JesterJokesDF<-data.frame(JesterJokes)
JesterJokesDF$names.number_of_items_top.<-row.names(JesterJokesDF)
kable(JesterJokesDF[match(unique(topjokes$names.number_of_items_top.),JesterJokesDF$names.number_of_items_top.),]) %>%
kable_styling(full_width = T,
position = "center",
bootstrap_options = c("hover", "condense","responsive"))

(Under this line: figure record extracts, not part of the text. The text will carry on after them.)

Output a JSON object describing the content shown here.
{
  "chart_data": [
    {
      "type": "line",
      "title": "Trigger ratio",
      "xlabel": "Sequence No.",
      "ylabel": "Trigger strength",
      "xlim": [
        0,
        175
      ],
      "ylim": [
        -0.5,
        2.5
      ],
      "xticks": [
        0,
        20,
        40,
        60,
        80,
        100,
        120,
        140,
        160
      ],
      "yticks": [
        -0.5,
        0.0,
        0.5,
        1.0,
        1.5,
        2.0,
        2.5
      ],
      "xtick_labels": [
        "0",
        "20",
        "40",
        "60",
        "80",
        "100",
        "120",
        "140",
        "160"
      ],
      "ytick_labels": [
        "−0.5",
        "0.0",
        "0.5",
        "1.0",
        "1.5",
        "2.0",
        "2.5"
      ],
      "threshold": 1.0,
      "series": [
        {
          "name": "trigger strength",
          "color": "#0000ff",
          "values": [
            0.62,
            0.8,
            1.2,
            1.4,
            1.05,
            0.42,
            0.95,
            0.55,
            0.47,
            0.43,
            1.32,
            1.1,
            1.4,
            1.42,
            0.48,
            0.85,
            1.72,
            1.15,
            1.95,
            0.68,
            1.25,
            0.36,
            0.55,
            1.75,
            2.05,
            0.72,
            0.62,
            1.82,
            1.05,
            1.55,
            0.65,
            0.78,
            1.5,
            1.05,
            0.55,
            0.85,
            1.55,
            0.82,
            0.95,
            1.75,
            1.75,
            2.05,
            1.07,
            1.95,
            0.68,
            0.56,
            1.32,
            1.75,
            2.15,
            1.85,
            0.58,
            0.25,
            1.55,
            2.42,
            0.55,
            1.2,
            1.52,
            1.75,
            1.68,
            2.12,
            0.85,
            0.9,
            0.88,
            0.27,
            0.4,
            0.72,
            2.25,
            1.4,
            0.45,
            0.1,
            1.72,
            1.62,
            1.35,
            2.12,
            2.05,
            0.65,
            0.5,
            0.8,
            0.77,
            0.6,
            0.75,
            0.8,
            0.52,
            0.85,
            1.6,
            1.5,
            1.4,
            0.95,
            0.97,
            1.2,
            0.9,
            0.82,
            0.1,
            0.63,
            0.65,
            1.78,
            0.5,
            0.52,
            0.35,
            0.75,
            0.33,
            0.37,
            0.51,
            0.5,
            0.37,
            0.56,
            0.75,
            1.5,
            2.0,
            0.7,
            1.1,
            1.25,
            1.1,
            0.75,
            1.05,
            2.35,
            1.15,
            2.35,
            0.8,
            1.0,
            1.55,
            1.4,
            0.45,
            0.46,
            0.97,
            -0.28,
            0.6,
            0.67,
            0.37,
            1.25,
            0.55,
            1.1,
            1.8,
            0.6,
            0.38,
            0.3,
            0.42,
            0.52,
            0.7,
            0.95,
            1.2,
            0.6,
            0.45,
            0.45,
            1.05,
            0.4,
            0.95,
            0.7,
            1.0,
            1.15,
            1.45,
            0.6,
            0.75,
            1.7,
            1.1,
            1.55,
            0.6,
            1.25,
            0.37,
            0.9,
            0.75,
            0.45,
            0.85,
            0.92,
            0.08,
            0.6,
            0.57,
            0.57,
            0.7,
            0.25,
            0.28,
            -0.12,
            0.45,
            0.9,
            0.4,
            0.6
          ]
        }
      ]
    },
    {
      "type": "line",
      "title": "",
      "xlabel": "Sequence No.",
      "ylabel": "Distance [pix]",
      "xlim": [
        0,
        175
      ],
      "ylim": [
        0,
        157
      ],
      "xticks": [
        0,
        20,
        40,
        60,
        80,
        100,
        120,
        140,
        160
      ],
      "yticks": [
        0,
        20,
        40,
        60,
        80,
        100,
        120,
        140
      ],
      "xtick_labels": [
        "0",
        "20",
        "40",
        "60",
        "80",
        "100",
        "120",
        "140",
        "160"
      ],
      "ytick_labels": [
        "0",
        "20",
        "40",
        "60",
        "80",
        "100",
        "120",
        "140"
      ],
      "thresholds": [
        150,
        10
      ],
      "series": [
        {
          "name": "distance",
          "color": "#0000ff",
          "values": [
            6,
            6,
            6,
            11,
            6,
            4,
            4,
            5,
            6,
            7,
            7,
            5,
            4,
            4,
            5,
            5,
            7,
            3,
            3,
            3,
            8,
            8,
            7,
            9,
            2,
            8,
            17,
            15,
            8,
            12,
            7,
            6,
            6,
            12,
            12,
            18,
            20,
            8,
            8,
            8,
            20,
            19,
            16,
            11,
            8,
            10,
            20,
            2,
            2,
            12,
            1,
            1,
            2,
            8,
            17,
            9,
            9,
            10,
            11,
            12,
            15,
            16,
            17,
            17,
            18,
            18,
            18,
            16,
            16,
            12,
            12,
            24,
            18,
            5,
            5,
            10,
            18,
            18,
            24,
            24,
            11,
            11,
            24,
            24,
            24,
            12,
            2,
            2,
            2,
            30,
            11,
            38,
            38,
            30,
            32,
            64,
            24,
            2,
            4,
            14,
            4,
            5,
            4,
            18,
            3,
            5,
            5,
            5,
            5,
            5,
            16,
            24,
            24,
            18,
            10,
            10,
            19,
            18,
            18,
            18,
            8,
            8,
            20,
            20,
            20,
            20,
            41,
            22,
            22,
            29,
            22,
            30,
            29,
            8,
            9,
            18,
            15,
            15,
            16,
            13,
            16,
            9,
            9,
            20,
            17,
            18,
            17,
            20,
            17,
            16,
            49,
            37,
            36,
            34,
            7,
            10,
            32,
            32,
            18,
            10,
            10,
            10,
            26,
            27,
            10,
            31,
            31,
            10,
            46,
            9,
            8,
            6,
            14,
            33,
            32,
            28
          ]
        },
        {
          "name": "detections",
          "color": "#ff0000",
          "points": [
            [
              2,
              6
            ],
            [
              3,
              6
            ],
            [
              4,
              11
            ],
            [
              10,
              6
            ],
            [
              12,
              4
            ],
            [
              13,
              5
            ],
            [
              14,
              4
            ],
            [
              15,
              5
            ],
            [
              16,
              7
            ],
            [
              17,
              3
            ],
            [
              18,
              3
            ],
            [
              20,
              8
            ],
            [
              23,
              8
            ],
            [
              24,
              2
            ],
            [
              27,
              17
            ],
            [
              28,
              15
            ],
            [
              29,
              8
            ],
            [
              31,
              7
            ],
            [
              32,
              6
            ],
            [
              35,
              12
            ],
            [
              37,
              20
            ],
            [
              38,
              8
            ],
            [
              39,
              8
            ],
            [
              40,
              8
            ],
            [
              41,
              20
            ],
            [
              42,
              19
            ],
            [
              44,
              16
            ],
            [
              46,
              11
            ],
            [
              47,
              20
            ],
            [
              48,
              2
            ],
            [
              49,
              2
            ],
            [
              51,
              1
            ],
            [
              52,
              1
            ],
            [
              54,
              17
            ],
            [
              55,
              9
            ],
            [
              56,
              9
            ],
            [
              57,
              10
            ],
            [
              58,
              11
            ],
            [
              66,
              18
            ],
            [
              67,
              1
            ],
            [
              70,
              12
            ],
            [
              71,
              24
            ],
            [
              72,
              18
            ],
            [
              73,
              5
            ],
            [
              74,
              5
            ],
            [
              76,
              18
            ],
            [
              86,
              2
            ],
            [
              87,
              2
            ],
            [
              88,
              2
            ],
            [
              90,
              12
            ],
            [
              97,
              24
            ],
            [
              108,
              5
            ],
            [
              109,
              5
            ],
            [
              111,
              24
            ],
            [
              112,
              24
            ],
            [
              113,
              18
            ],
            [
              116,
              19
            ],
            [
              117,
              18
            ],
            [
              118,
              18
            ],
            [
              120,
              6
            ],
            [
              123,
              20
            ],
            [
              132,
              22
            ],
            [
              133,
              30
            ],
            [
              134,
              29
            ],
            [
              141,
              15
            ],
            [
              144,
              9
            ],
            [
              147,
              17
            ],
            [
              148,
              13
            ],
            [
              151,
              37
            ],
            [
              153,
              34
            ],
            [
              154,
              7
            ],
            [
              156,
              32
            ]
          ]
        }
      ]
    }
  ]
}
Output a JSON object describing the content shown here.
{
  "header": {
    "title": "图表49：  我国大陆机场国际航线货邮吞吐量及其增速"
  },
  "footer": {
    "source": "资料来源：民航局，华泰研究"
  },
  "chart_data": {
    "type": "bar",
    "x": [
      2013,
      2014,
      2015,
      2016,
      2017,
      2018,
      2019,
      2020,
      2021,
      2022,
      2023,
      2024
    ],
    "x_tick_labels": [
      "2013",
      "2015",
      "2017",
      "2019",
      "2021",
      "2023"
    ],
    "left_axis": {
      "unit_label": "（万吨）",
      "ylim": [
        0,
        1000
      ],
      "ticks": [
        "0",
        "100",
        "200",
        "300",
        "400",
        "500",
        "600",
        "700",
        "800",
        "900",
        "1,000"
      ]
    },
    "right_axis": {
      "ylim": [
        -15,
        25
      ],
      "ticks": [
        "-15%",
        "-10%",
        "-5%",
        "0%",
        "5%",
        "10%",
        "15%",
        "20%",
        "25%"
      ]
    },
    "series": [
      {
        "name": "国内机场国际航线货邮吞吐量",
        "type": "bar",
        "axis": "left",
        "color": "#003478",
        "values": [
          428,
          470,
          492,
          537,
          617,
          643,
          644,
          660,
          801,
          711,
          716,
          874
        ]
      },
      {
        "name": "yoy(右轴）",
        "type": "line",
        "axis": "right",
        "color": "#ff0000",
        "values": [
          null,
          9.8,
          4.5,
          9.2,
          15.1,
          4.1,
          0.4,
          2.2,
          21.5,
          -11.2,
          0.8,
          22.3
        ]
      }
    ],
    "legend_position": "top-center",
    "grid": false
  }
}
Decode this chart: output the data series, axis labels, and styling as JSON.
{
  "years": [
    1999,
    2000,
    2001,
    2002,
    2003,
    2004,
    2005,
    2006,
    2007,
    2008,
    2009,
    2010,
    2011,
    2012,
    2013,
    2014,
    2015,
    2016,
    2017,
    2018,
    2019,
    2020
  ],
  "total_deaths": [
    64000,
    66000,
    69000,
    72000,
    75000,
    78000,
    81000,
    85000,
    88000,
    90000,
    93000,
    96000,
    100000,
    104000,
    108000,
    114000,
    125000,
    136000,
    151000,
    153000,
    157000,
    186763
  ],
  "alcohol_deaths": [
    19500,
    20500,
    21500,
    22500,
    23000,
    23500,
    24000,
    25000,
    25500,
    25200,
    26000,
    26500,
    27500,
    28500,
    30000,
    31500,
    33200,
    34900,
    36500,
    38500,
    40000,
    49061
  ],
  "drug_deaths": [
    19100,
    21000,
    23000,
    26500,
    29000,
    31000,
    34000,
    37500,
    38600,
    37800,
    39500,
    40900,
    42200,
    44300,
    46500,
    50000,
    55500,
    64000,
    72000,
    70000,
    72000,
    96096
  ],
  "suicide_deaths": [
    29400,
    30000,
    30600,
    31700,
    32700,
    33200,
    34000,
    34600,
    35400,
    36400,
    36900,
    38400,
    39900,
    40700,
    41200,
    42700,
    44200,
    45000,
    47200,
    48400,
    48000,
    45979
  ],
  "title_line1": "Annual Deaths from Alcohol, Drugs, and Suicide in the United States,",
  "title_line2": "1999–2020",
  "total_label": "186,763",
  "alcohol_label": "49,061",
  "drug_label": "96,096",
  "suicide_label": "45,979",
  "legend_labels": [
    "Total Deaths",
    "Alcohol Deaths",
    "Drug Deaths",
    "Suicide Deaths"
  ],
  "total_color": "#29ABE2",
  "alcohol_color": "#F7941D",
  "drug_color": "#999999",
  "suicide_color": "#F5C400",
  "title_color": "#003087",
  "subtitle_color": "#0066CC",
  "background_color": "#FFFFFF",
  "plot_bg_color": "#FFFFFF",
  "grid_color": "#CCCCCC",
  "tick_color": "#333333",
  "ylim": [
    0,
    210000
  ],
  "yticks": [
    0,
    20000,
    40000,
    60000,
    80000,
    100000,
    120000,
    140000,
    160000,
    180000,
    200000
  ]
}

| JesterJokes | names.number_of_items_top. | |
|---|---|---|
| j82 | Q: How do you keep a computer programmer in the shower all day long? A: Give them a shampoo with a label that says “rinse, lather, repeat”. | j82 |
| j50 | A guy goes into confession and says to the priest, “Father, I’m 80 years old, widower, with 11 grandchildren. Last night I met two beautiful flight attendants. They took me home and I made love to both of them. Twice.” The priest said: “Well, my son, when was the last time you were in confession?” “Never Father, I’m Jewish.” “So then, why are you telling me?” “I’m telling everybody.” | j50 |
| j32 | A man arrives at the gates of heaven. St. Peter asks, “Religion?” The man says, “Methodist.” St. Peter looks down his list, and says, “Go to room 24, but be very quiet as you pass room 8.” Another man arrives at the gates of heaven. “Religion?” “Baptist.” “Go to room 18, but be very quiet as you pass room 8.” A third man arrives at the gates. “Religion?” “Jewish.” “Go to room 11, but be very quiet as you pass room 8.” The man says, “I can understand there being different rooms for different religions, but why must I be quiet when I pass room 8?” St. Peter tells him, "Well the Catholics are in room 8, and they think they’re the only ones here. | j32 |
| j36 | A guy walks into a bar, orders a beer and says to the bartender, “Hey, I got this great Polish Joke…” The barkeep glares at him and says in a warning tone of voice: “Before you go telling that joke you better know that I’m Polish, both bouncers are Polish and so are most of my customers” “Okay” says the customer,“I’ll tell it very slowly.” | j36 |
Another Experiment that could be performed would be to look at the tf-idf of the jokes and compare any similarities in text. This may prove to be an interesting analysis however, the jokes are relatively short texts so it may likely not yield significant results.